Harvard University has consistently ranked #1 in many global assessments of the world’s top universities. For generations it has sought—with the aid of a massive endowment—to be ‘the best in the world’ in as many fields as possible. Former Harvard College Dean Harry R. Lewis once noted that Harvard ”holds, in the public imagination, a distinctive pre-eminence.” True, but Harvard today has lost its way.
When Lewis was dean he said he once had had some difficulty in finding a university mission statement. He needed one in order to certify Harvard’s participation in the N.C.A.A. intercollegiate athletic program. “It turned out,” he wrote at the time, “that for 360 years Harvard College had never had a mission statement.” Lewis finally settled on Harvard’s Charter of 1650, a fundamental document in which Harvard committed itself “to the education of the English and Indian youth of this country, in knowledge and godliness….”

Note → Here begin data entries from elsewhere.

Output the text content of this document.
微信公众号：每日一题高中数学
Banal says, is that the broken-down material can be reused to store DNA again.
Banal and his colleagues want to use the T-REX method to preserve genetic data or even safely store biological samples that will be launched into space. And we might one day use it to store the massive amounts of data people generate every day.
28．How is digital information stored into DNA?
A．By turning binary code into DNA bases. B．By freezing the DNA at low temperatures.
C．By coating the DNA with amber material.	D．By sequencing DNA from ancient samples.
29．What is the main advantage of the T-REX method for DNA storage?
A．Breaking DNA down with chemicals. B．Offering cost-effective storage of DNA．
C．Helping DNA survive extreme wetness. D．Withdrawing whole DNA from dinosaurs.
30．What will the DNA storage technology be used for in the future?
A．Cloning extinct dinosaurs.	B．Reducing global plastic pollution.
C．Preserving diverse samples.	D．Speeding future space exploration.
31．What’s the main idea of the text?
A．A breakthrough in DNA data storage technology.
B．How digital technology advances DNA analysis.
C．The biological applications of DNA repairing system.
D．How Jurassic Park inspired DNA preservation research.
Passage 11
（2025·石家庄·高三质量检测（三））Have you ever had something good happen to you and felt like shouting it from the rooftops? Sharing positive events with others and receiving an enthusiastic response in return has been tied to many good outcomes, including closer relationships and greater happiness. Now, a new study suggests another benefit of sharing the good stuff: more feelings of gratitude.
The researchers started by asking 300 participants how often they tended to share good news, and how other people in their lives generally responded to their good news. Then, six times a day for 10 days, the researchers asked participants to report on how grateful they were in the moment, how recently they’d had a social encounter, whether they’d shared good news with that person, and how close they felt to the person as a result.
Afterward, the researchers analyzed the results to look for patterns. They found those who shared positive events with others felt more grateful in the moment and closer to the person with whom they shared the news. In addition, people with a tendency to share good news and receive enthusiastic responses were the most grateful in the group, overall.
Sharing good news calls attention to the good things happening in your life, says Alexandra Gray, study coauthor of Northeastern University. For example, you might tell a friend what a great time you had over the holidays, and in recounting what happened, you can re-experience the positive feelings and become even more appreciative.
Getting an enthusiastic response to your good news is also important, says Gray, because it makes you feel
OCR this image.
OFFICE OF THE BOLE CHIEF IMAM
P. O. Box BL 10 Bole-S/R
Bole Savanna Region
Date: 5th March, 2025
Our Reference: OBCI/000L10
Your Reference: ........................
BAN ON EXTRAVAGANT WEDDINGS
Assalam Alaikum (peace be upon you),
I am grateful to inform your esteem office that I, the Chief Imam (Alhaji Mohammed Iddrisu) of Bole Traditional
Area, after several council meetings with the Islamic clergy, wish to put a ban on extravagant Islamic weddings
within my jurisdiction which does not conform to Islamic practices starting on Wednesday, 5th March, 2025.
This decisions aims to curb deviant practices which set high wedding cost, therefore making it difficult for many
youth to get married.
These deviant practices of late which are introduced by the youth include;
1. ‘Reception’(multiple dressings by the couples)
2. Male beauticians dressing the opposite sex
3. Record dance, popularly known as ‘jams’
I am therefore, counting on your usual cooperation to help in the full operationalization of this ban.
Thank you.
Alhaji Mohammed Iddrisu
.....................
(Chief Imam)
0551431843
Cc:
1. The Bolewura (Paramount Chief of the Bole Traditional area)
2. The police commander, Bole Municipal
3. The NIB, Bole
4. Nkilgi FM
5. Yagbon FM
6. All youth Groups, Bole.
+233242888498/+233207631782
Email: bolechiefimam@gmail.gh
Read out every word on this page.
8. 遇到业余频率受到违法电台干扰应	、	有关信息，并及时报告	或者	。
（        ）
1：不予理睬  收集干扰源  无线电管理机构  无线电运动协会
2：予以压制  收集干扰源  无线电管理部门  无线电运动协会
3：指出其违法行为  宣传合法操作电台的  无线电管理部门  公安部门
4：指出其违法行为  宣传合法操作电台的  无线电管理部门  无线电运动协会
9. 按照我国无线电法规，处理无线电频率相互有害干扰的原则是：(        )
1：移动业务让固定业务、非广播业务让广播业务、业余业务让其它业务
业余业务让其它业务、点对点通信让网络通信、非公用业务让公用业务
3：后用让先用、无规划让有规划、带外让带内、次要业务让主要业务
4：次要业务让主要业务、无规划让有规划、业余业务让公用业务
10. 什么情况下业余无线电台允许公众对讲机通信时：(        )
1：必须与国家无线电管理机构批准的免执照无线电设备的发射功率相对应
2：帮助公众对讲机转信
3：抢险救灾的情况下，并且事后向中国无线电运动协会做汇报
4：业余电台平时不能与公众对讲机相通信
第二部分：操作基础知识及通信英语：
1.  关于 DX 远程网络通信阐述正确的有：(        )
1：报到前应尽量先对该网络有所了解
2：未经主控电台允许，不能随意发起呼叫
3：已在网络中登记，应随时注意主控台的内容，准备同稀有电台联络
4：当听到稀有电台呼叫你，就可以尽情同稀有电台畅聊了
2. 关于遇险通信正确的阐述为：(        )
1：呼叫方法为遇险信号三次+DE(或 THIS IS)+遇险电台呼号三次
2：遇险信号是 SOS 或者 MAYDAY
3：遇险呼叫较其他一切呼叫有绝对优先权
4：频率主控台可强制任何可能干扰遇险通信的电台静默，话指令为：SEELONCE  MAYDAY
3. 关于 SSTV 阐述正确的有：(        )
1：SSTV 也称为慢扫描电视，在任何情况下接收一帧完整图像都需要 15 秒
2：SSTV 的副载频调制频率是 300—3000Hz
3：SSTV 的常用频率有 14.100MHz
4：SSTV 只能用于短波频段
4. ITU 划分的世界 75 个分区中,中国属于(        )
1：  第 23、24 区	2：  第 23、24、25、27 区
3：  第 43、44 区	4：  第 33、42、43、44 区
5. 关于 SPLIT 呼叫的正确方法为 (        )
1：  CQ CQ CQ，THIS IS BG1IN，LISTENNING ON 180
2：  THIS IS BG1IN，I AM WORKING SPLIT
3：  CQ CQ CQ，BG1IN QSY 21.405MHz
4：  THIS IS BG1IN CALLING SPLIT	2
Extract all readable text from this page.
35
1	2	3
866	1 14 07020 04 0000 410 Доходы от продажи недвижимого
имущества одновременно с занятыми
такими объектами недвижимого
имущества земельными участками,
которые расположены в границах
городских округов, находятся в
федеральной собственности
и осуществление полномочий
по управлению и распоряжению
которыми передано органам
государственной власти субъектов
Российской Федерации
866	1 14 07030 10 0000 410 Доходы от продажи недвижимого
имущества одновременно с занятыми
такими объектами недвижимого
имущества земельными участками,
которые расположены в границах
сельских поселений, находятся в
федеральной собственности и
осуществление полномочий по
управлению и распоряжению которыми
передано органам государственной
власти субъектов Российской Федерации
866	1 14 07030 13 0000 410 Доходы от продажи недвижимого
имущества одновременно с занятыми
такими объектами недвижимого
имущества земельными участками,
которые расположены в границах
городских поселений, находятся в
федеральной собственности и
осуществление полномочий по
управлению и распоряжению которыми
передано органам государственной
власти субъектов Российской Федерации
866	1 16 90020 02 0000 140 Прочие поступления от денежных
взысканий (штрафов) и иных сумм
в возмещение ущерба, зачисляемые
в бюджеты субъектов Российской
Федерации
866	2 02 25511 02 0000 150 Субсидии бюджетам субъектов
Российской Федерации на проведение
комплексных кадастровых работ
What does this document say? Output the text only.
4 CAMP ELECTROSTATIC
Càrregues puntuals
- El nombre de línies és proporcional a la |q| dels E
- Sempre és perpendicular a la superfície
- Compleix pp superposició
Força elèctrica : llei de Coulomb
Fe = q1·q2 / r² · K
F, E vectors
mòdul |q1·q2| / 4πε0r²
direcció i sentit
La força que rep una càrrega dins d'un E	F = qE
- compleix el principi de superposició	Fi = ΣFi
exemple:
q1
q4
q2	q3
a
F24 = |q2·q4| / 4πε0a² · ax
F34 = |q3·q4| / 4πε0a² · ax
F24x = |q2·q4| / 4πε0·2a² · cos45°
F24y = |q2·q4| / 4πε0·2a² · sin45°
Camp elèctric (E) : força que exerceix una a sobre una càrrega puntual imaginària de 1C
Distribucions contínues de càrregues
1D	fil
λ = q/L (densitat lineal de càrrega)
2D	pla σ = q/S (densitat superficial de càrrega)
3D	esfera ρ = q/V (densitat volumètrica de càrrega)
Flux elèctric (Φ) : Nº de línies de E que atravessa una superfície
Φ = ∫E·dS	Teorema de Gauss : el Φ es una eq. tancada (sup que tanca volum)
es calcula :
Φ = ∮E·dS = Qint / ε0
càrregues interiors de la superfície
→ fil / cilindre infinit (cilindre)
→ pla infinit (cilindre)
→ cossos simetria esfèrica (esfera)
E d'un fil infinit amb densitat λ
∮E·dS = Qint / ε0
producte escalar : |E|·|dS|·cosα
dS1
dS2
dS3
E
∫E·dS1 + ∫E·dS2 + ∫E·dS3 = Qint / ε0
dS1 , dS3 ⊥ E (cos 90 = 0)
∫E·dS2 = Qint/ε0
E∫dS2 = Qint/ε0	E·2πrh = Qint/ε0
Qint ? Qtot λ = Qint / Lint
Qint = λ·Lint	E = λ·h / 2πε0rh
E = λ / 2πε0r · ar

Even though Harvard long ago jettisoned the “godliness” portion of that document, the Charter of 1650 is more or less still in legal force today. Nevertheless, modern secular Harvard has always tried to keep its Puritan legacy at arm’s length. This was exemplified in 2017, when the university even held a contest to erase the Puritans from the former 1836 alma mater, “Fair Harvard,” expunging the words, “Till the stock of the Puritans die.”
Earlier, in 2007, the university barely acknowledged the 400th anniversary of the 1607 birth of its namesake, John Harvard, who willed half his fortune and library of around 400 volumes to the young college. We don’t know much about John Harvard (the famous statue in Harvard Yard is merely a representation). But one thing we do know is that he was a strong Christian. Given the titles in his library, we also know that he had a strong intellectual bent. He was clearly a man of vision and generosity. The university might at least have celebrated those qualities. But about all that Harvard University could officially muster at the time to mark the 400th anniversary of John Harvard’s birth was a display of copies of his books (all of John Harvard’s original library was lost in a fire in 1764), except for a 1634 edition of a book by John Downame, appropriately titled, The Christian Warfare against the Devil, World and Flesh.